In casa intanto è diventato buonissimo persino il decaffeinato. Così come i duecento metri di distanza da qui a un posto che si chiama Porta Montanina mi sembrano il paradiso, (e un po' lo sono). Il Paradiso proprio come qualche volta te lo sei immaginato: una strada, i prati verdi attorno, le colline, dei muri antichi che recingono qualcosa ma non fanno paura, uno sporadico incontro con qualcuno che cammina nella direzione opposta e poi lo riconosci.
Sì, tutto bello, ma ancora più bello del pensiero del paradiso, che speriamo continui a non riguardarci affatto nonostante il virus, è il pensiero di un caffè al bar.
Sembra così lontano, quel caffè che andavamo a prendere per iniziare la giornata. O quello del dopo pranzo per vedere un'amica per dieci minuti, e quell'altro da fare a casa dopo che la giornata era stata piena.
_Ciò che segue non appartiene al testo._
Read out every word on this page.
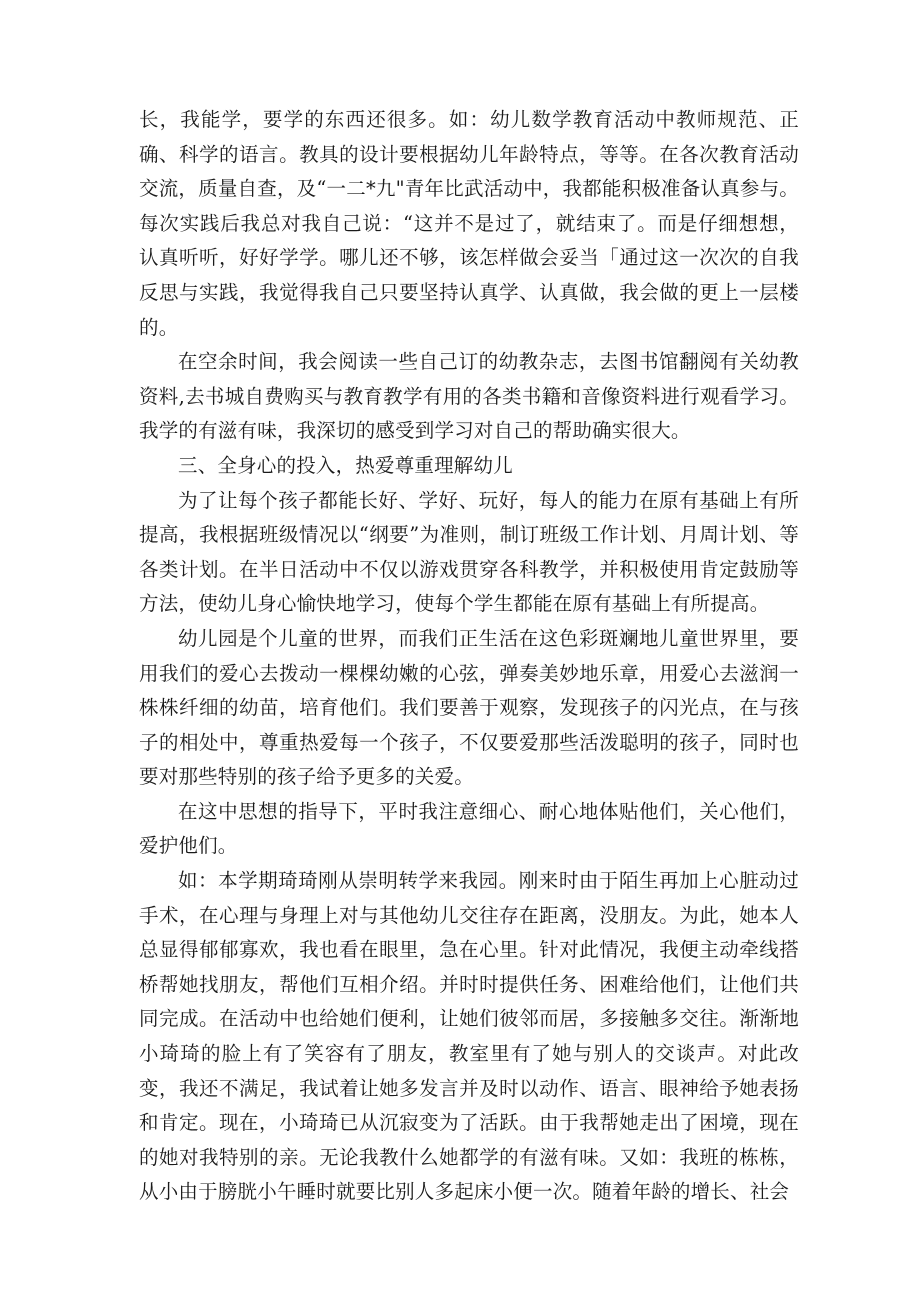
长，我能学，要学的东西还很多。如：幼儿数学教育活动中教师规范、正确、科学的语言。教具的设计要根据幼儿年龄特点，等等。在各次教育活动交流，质量自查，及“一二*九"青年比武活动中，我都能积极准备认真参与。每次实践后我总对我自己说：“这并不是过了，就结束了。而是仔细想想，认真听听，好好学学。哪儿还不够，该怎样做会妥当「通过这一次次的自我反思与实践，我觉得我自己只要坚持认真学、认真做，我会做的更上一层楼的。

在空余时间，我会阅读一些自己订的幼教杂志，去图书馆翻阅有关幼教资料,去书城自费购买与教育教学有用的各类书籍和音像资料进行观看学习。我学的有滋有味，我深切的感受到学习对自己的帮助确实很大。

三、全身心的投入，热爱尊重理解幼儿

为了让每个孩子都能长好、学好、玩好，每人的能力在原有基础上有所提高，我根据班级情况以“纲要”为准则，制订班级工作计划、月周计划、等各类计划。在半日活动中不仅以游戏贯穿各科教学，并积极使用肯定鼓励等方法，使幼儿身心愉快地学习，使每个学生都能在原有基础上有所提高。

幼儿园是个儿童的世界，而我们正生活在这色彩斑斓地儿童世界里，要用我们的爱心去拨动一棵棵幼嫩的心弦，弹奏美妙地乐章，用爱心去滋润一株株纤细的幼苗，培育他们。我们要善于观察，发现孩子的闪光点，在与孩子的相处中，尊重热爱每一个孩子，不仅要爱那些活泼聪明的孩子，同时也要对那些特别的孩子给予更多的关爱。

在这中思想的指导下，平时我注意细心、耐心地体贴他们，关心他们，爱护他们。

如：本学期琦琦刚从崇明转学来我园。刚来时由于陌生再加上心脏动过手术，在心理与身理上对与其他幼儿交往存在距离，没朋友。为此，她本人总显得郁郁寡欢，我也看在眼里，急在心里。针对此情况，我便主动牵线搭桥帮她找朋友，帮他们互相介绍。并时时提供任务、困难给他们，让他们共同完成。在活动中也给她们便利，让她们彼邻而居，多接触多交往。渐渐地小琦琦的脸上有了笑容有了朋友，教室里有了她与别人的交谈声。对此改变，我还不满足，我试着让她多发言并及时以动作、语言、眼神给予她表扬和肯定。现在，小琦琦已从沉寂变为了活跃。由于我帮她走出了困境，现在的她对我特别的亲。无论我教什么她都学的有滋有味。又如：我班的栋栋，从小由于膀胱小午睡时就要比别人多起床小便一次。随着年龄的增长、社会
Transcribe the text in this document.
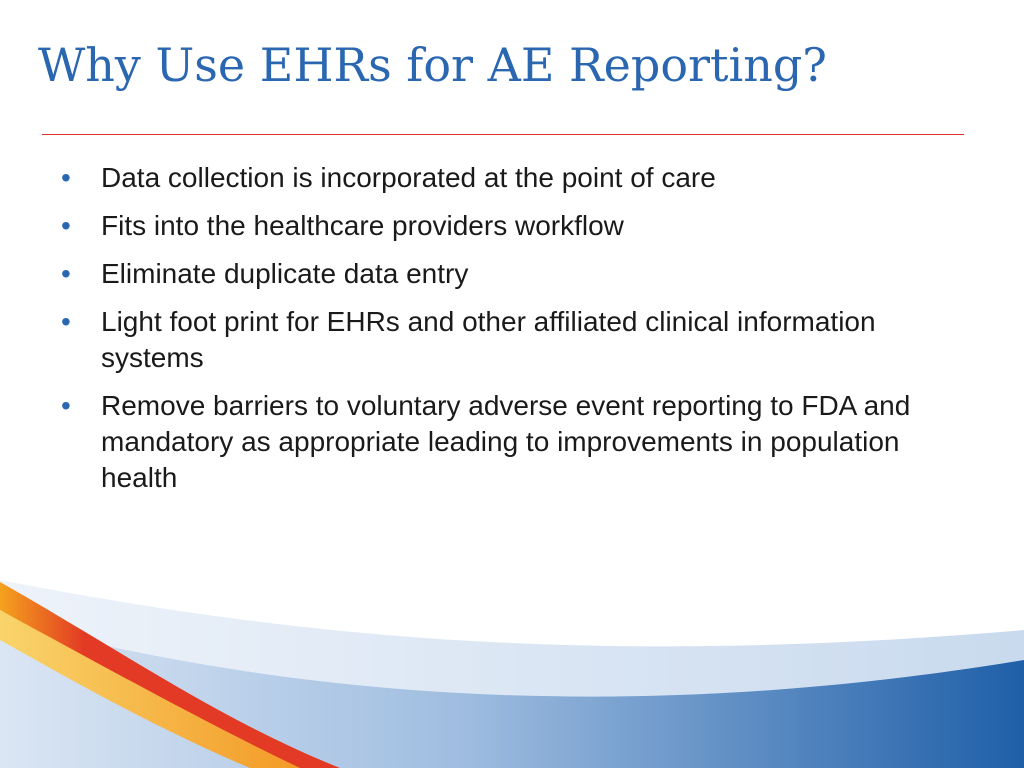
Why Use EHRs for AE Reporting?
• Data collection is incorporated at the point of care
• Fits into the healthcare providers workflow
• Eliminate duplicate data entry
• Light foot print for EHRs and other affiliated clinical information systems
• Remove barriers to voluntary adverse event reporting to FDA and mandatory as appropriate leading to improvements in population health
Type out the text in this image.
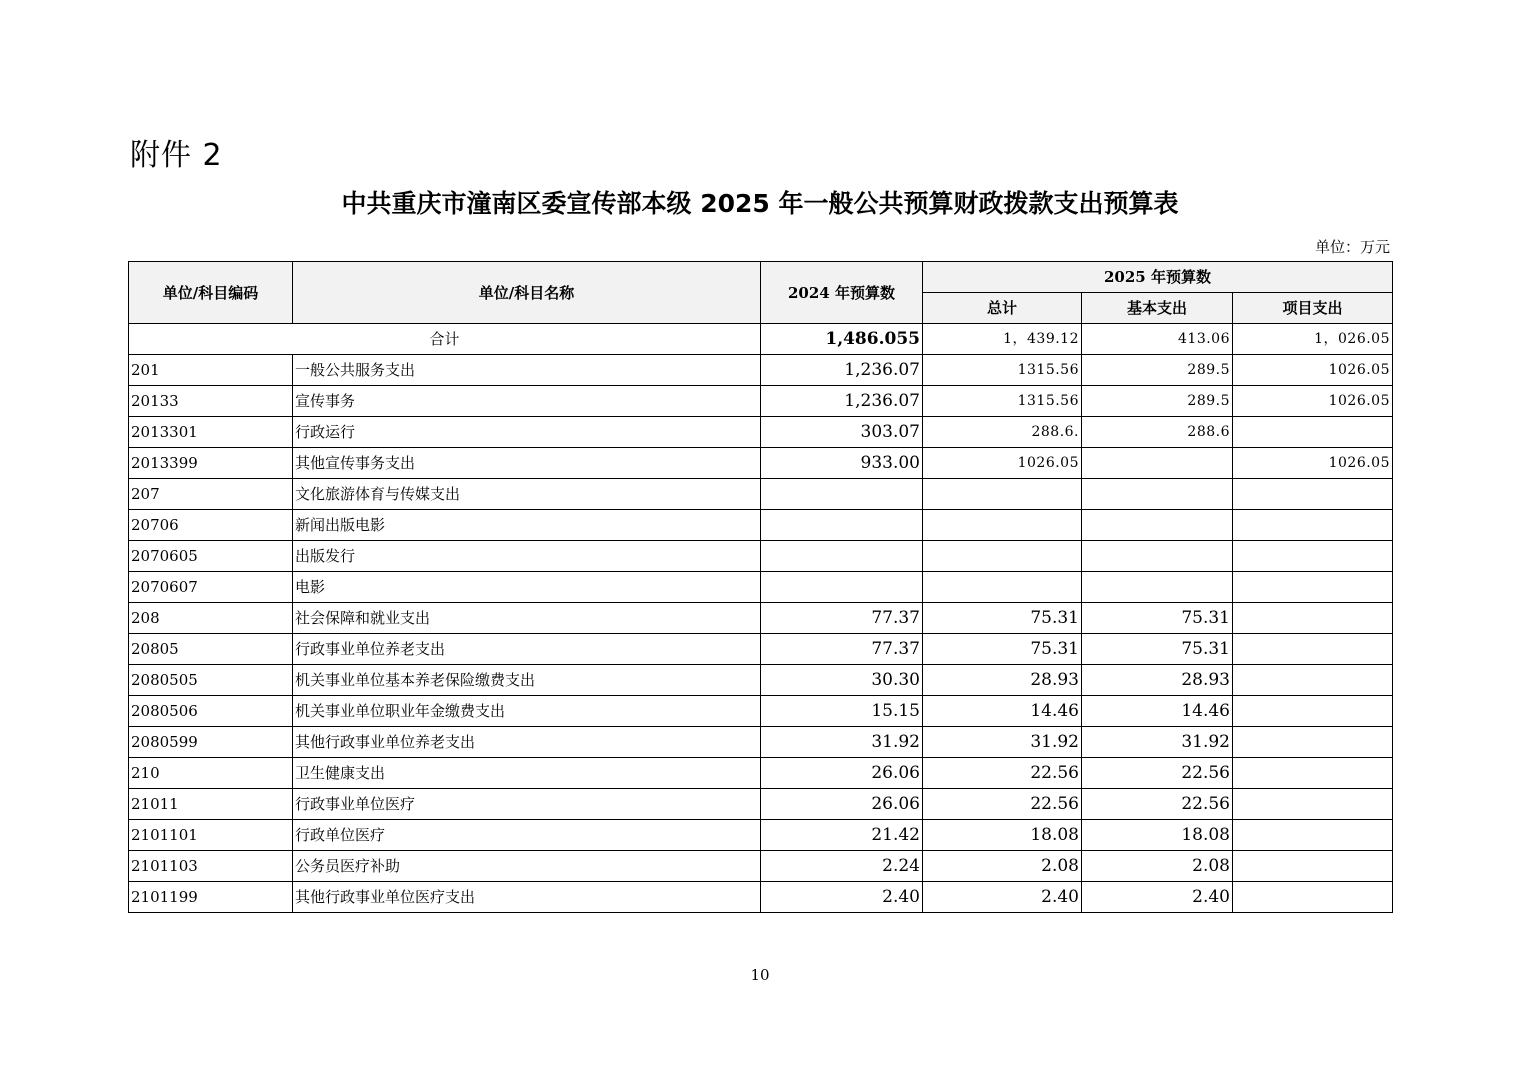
附件 2
中共重庆市潼南区委宣传部本级 2025 年一般公共预算财政拨款支出预算表
单位：万元
单位/科目编码	单位/科目名称	2024 年预算数	2025 年预算数		
			总计	基本支出	项目支出
合计		1,486.055	1，439.12	413.06	1，026.05
201	一般公共服务支出	1,236.07	1315.56	289.5	1026.05
20133	宣传事务	1,236.07	1315.56	289.5	1026.05
2013301	行政运行	303.07	288.6.	288.6	
2013399	其他宣传事务支出	933.00	1026.05		1026.05
207	文化旅游体育与传媒支出				
20706	新闻出版电影				
2070605	出版发行				
2070607	电影				
208	社会保障和就业支出	77.37	75.31	75.31	
20805	行政事业单位养老支出	77.37	75.31	75.31	
2080505	机关事业单位基本养老保险缴费支出	30.30	28.93	28.93	
2080506	机关事业单位职业年金缴费支出	15.15	14.46	14.46	
2080599	其他行政事业单位养老支出	31.92	31.92	31.92	
210	卫生健康支出	26.06	22.56	22.56	
21011	行政事业单位医疗	26.06	22.56	22.56	
2101101	行政单位医疗	21.42	18.08	18.08	
2101103	公务员医疗补助	2.24	2.08	2.08	
2101199	其他行政事业单位医疗支出	2.40	2.40	2.40	
10
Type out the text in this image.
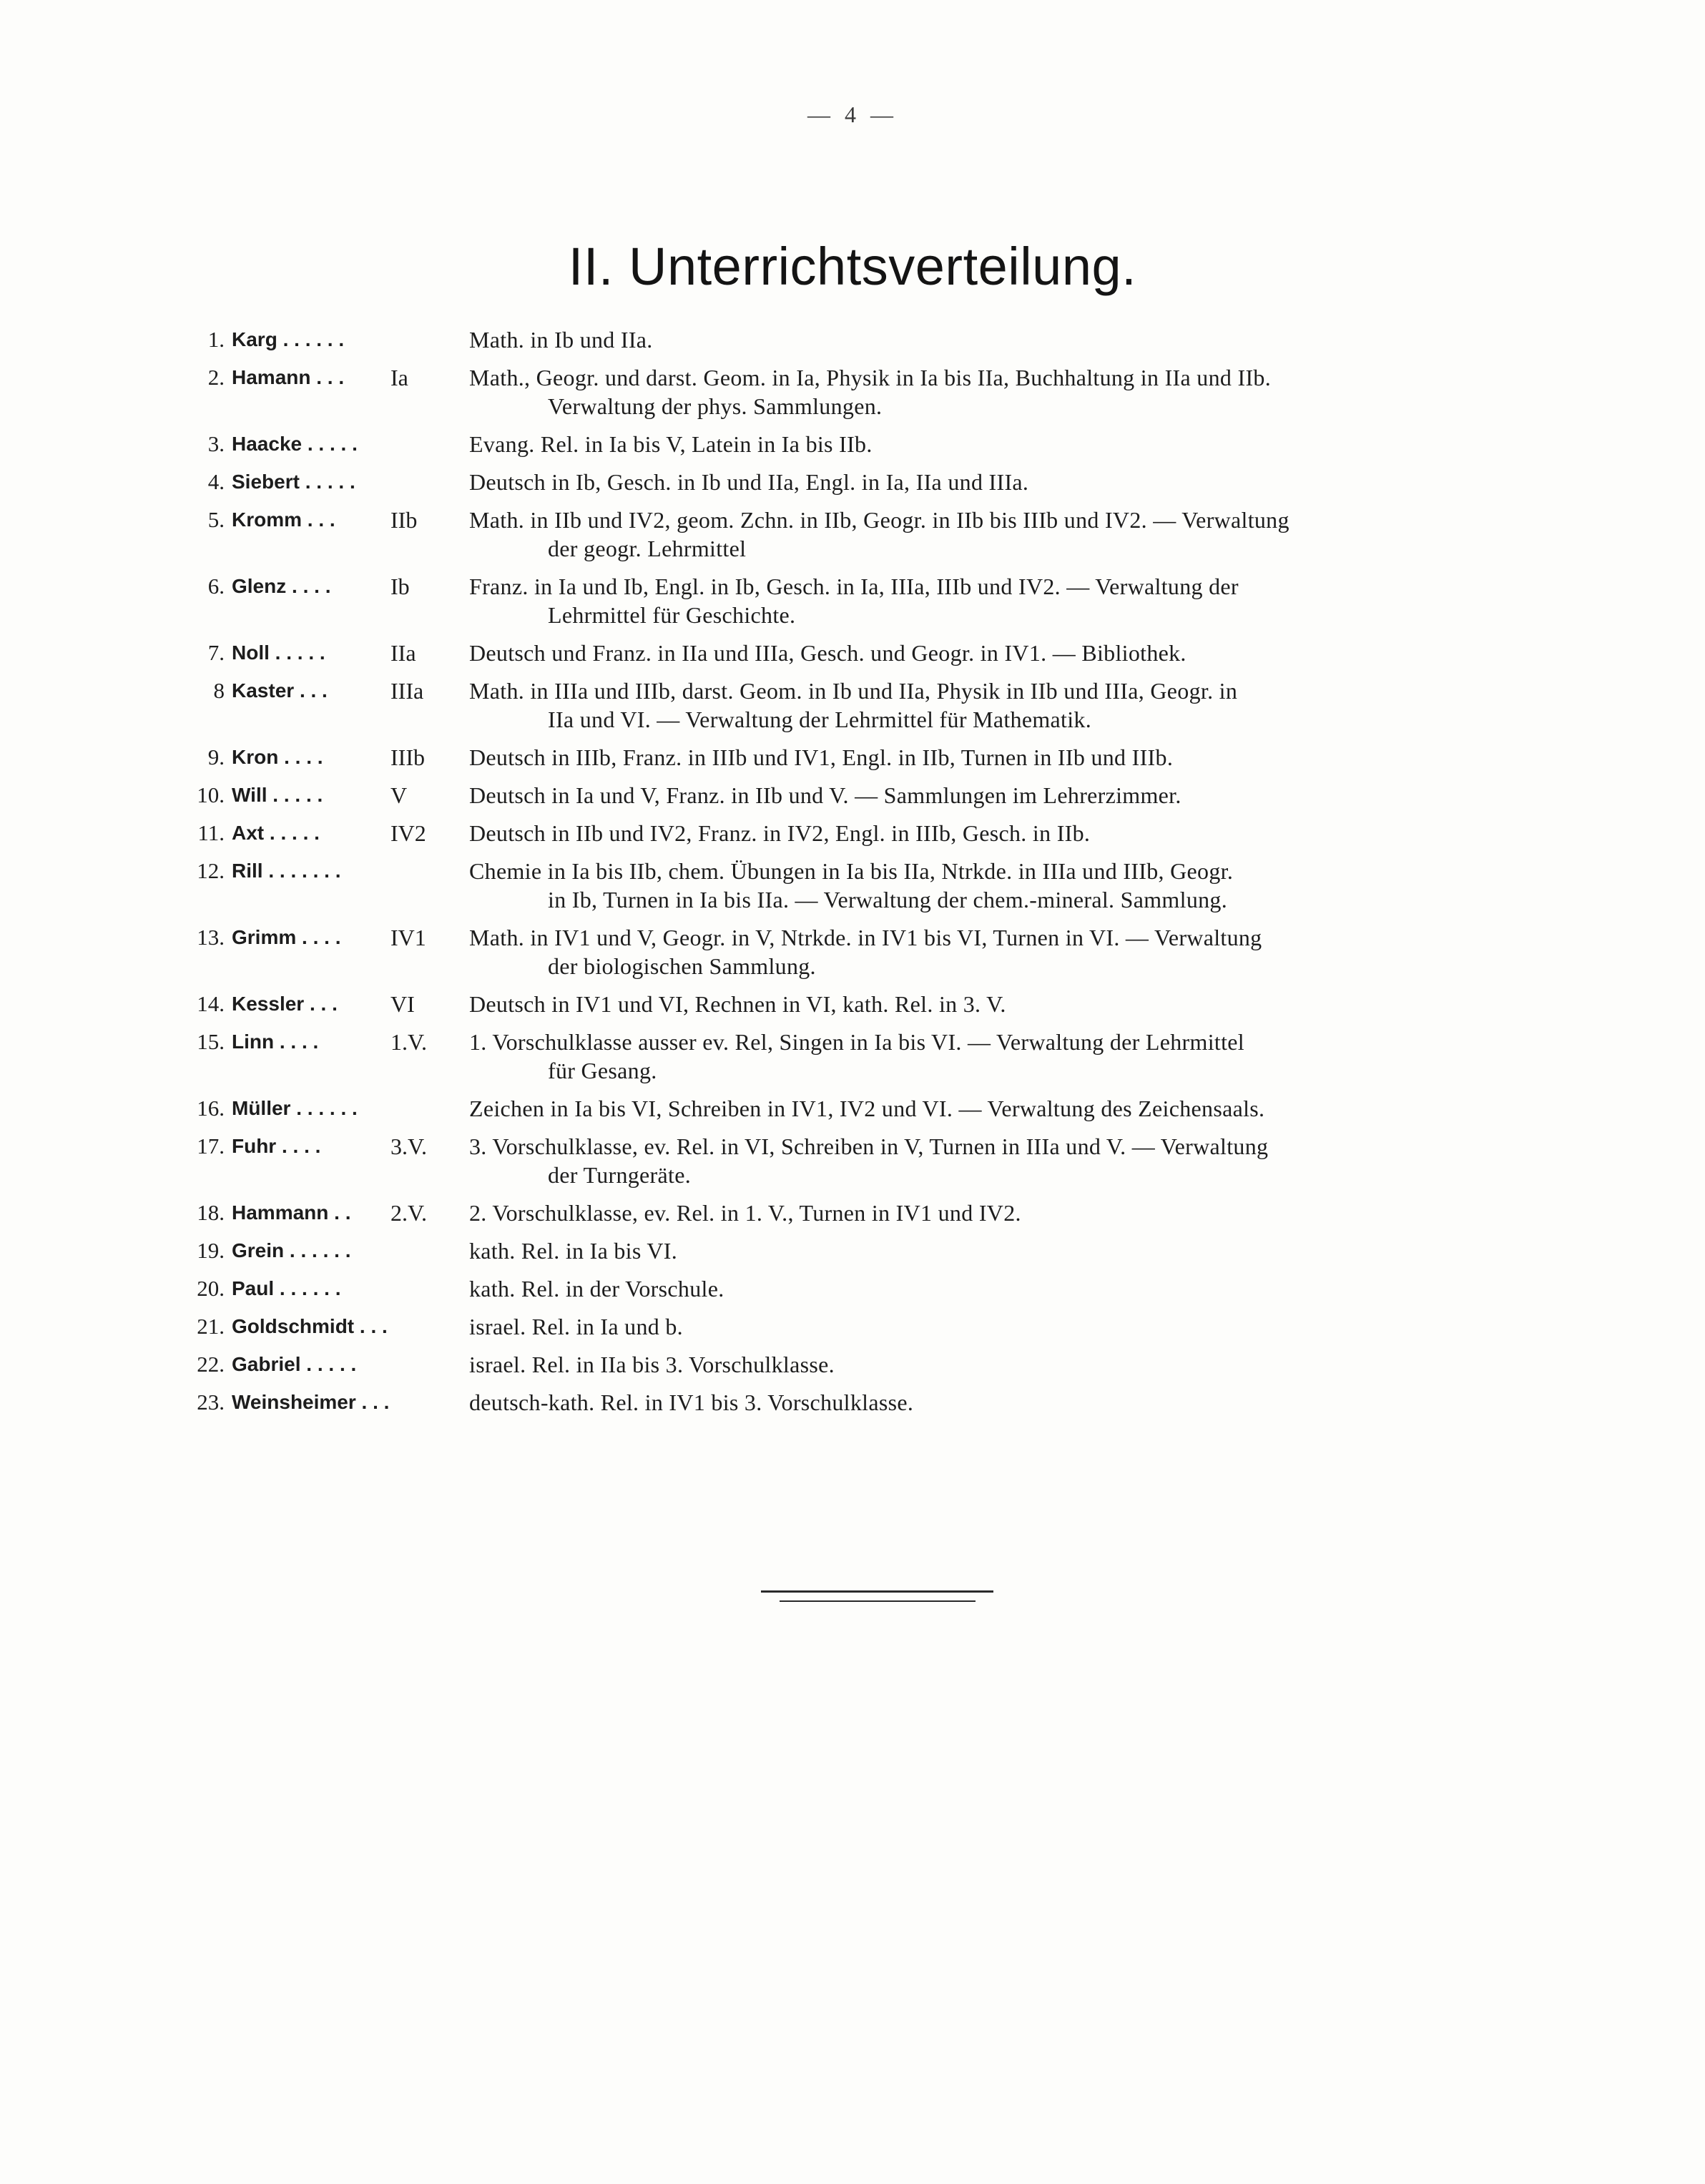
— 4 —
II. Unterrichtsverteilung.
1. Karg . . . . . .	Math. in Ib und IIa.
2. Hamann . . .	Ia	Math., Geogr. und darst. Geom. in Ia, Physik in Ia bis IIa, Buchhaltung in IIa und IIb.
Verwaltung der phys. Sammlungen.
3. Haacke . . . . .	Evang. Rel. in Ia bis V, Latein in Ia bis IIb.
4. Siebert . . . . .	Deutsch in Ib, Gesch. in Ib und IIa, Engl. in Ia, IIa und IIIa.
5. Kromm . . .	IIb	Math. in IIb und IV2, geom. Zchn. in IIb, Geogr. in IIb bis IIIb und IV2. — Verwaltung
der geogr. Lehrmittel
6. Glenz . . . .	Ib	Franz. in Ia und Ib, Engl. in Ib, Gesch. in Ia, IIIa, IIIb und IV2. — Verwaltung der
Lehrmittel für Geschichte.
7. Noll . . . . .	IIa	Deutsch und Franz. in IIa und IIIa, Gesch. und Geogr. in IV1. — Bibliothek.
8 Kaster . . .	IIIa	Math. in IIIa und IIIb, darst. Geom. in Ib und IIa, Physik in IIb und IIIa, Geogr. in
IIa und VI. — Verwaltung der Lehrmittel für Mathematik.
9. Kron . . . .	IIIb	Deutsch in IIIb, Franz. in IIIb und IV1, Engl. in IIb, Turnen in IIb und IIIb.
10. Will . . . . .	V	Deutsch in Ia und V, Franz. in IIb und V. — Sammlungen im Lehrerzimmer.
11. Axt . . . . .	IV2	Deutsch in IIb und IV2, Franz. in IV2, Engl. in IIIb, Gesch. in IIb.
12. Rill . . . . . . .	Chemie in Ia bis IIb, chem. Übungen in Ia bis IIa, Ntrkde. in IIIa und IIIb, Geogr.
in Ib, Turnen in Ia bis IIa. — Verwaltung der chem.-mineral. Sammlung.
13. Grimm . . . .	IV1	Math. in IV1 und V, Geogr. in V, Ntrkde. in IV1 bis VI, Turnen in VI. — Verwaltung
der biologischen Sammlung.
14. Kessler . . .	VI	Deutsch in IV1 und VI, Rechnen in VI, kath. Rel. in 3. V.
15. Linn . . . .	1.V.	1. Vorschulklasse ausser ev. Rel, Singen in Ia bis VI. — Verwaltung der Lehrmittel
für Gesang.
16. Müller . . . . . .	Zeichen in Ia bis VI, Schreiben in IV1, IV2 und VI. — Verwaltung des Zeichensaals.
17. Fuhr . . . .	3.V.	3. Vorschulklasse, ev. Rel. in VI, Schreiben in V, Turnen in IIIa und V. — Verwaltung
der Turngeräte.
18. Hammann . .	2.V.	2. Vorschulklasse, ev. Rel. in 1. V., Turnen in IV1 und IV2.
19. Grein . . . . . .	kath. Rel. in Ia bis VI.
20. Paul . . . . . .	kath. Rel. in der Vorschule.
21. Goldschmidt . . .	israel. Rel. in Ia und b.
22. Gabriel . . . . .	israel. Rel. in IIa bis 3. Vorschulklasse.
23. Weinsheimer . . .	deutsch-kath. Rel. in IV1 bis 3. Vorschulklasse.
E intanto faccio le cose di tutti. Il pane, principalmente. Il padre dei miei figli quando viene così buono e glielo mando, (perché poi sono anche giorni di gesti gentili, va detto), lo fotografa e mi manda la foto, gentile anche lui.
Altre cose che faccio? quasi niente. Fine. Aspetto. Aspetto che il prossimo mese duri meno di un anno. E magari provo a smettere di infornare pane che poi un pezzetto tira l'altro e si ingrassa. Magari inizio una dieta, come ho fatto negli ultimi dieci anni almeno una volta al mese. Così magari se butto giù due grammi mi cadrà anche meglio quel vestito nuovo che comprerò per andare coi miei figli a fare il vaccino Covid 19. Aspetto.